Filling the Buca

A young chef moves his six orphaned siblings across the country to be closer to fresh ingredients

The ubiquitous refrain, sung by chefs from the northernmost Napa vineyard to the shores of Santa Cruz (after "We're closed on Mondays"), is: "It's all about the ingredients." Perhaps no one understood this better than Giovanni Leoni, who owned and operated my favorite old-style North Beach Italian restaurant, Buca Giovanni (buca means "hole"), for nearly 20 years. While his dishes, by today's standards, might be considered heavy and gamey, he managed to please even finicky foodies by crafting everything by hand and culling the freshest herbs and vegetables -- many from his own ranch -- then letting the produce do the performing.

Leoni died a few years back, but his eponymous restaurant lived on, though till now a shell of its former self. Enter Vic Casanova, who, aside from earning a place in the Italian Chef Names Hall of Fame (right alongside Rocco DiSpirito), may finally do justice to Leoni's legacy.

While in style and menu preferences Casanova and Leoni would seem as far afield as their points of origin (Leoni grew up in northern Tuscany, Casanova in the South Bronx), when it comes to a passion for ingredients the two are blood brothers.

The new 27-year-old chef/owner has put everything on the line to come here, driven by a need to be as close to the fresh stuff as possible. Trained at the Institute of Culinary Education with stints at Manhattan's Beppe and Gramercy Tavern, Casanova has a story that reads like the gourmet version of A Heartbreaking Work of Staggering Genius: His parents died within two years of each other, leaving the then-26-year-old to care for a family of seven -- the youngest only 12. Armed with a stockpot full of talent, a lotta chutzpah, and not much else, he drove across the country last January, bought Buca Giovanni (800 Greenwich, 776-7766) on April 28, and opened for dinner that night. Now with siblings in tow, he's hoping to turn a hard-luck tale into a rags-to-riches fable.

The fickle restaurant economy being what it is, his path hasn't been easy. Casanova's 22-year-old sister is his partner and general manager, another sister buses tables, his girlfriend is the maitre d', and he's training his sister's fiance to make pastries. Casanova jumps among roles as chef, pâtissier, buyer, businessman, reservationist, lighting and sound designer, conductor, and director. All that's missing are the cymbals between his knees.

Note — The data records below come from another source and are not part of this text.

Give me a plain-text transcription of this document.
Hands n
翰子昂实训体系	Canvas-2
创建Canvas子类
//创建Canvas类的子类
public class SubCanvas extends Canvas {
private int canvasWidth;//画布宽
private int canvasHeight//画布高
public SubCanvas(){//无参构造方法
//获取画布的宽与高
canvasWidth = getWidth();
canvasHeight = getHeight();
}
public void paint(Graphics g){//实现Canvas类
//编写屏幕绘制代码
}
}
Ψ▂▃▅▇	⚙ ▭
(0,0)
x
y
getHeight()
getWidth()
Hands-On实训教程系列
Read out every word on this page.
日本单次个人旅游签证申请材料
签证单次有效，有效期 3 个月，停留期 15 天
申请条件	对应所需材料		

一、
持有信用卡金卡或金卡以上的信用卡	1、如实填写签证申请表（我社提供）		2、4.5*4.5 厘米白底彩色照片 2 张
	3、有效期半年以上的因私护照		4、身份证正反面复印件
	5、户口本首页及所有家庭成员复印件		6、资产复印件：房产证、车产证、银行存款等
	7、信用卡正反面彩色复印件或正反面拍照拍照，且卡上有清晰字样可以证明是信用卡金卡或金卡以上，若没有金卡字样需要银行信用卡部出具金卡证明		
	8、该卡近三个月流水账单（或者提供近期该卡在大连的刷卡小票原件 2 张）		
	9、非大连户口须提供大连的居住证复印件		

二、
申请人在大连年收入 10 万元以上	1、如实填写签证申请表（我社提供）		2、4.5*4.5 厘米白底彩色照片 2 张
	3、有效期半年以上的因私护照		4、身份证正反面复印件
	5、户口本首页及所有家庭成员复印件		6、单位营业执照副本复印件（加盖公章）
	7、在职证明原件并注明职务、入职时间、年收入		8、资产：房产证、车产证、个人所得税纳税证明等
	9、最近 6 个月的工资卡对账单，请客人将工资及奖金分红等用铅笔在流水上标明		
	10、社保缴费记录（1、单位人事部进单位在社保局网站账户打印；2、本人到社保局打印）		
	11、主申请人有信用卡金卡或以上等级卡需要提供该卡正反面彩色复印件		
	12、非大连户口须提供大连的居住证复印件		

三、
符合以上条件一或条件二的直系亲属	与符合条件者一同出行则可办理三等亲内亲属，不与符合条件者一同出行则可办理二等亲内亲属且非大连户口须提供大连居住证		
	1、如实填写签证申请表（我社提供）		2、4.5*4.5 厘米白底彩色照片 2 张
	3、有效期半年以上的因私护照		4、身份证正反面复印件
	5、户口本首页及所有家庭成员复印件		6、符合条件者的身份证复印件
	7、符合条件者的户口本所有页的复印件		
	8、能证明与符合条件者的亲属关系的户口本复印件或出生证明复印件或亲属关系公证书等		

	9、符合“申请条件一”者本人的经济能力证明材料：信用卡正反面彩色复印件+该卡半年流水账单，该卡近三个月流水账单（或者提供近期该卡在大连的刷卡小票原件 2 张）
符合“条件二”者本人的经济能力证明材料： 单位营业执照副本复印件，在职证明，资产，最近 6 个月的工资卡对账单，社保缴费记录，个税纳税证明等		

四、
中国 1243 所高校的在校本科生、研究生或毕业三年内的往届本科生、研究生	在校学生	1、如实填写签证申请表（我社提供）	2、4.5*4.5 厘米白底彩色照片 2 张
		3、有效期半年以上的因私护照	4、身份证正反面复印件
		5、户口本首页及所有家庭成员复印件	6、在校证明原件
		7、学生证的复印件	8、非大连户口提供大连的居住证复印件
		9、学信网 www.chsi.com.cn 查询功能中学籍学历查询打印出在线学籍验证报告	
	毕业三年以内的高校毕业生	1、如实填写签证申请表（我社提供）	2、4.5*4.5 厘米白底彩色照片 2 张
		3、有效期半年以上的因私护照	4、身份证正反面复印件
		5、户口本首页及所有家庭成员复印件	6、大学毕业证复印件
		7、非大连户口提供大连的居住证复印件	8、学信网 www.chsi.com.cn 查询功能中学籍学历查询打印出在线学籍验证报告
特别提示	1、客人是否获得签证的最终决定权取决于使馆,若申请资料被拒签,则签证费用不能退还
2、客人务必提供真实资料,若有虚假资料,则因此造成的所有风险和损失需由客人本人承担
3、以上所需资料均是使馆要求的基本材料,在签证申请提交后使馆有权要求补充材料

Why take such a risk? One look at his menu and you understand. Casanova is the proverbial kid in the California candy store, experimenting with traditional dishes to make best use of what's available this minute. Dayboat scallops come seared with a salad of just-picked sweet corn and pea shoots; black cod fritters rest on a bed of fresh marjoram, roasted red peppers, and baby red potatoes. But it's in entrees like controfiletto di maiale al profumo di menta that he really makes the case for staying in San Francisco.

The dish begins with a 9-ounce pork chop (Niman Ranch, of course) stuffed with a chiffonade of fresh mint and black Mission figs, then seared, pan-roasted, and bathed in a sweet Madeira/veal stock/fig reduction sauce. Under the chop goes an eggplant caponata made with Spanish onions, pine nuts, currants, crushed red pepper, cocoa powder, thyme, and cinnamon, plus a touch of tomato sauce, balsamic vinegar, and mint; it's topped with mizuna greens tossed in olive oil. The effect is Italy by way of Morocco, with the currants and figs bringing out the sweetness of the chop, and the flavors lingering long and deep in a place that hasn't been touched since Leoni hung up his apron.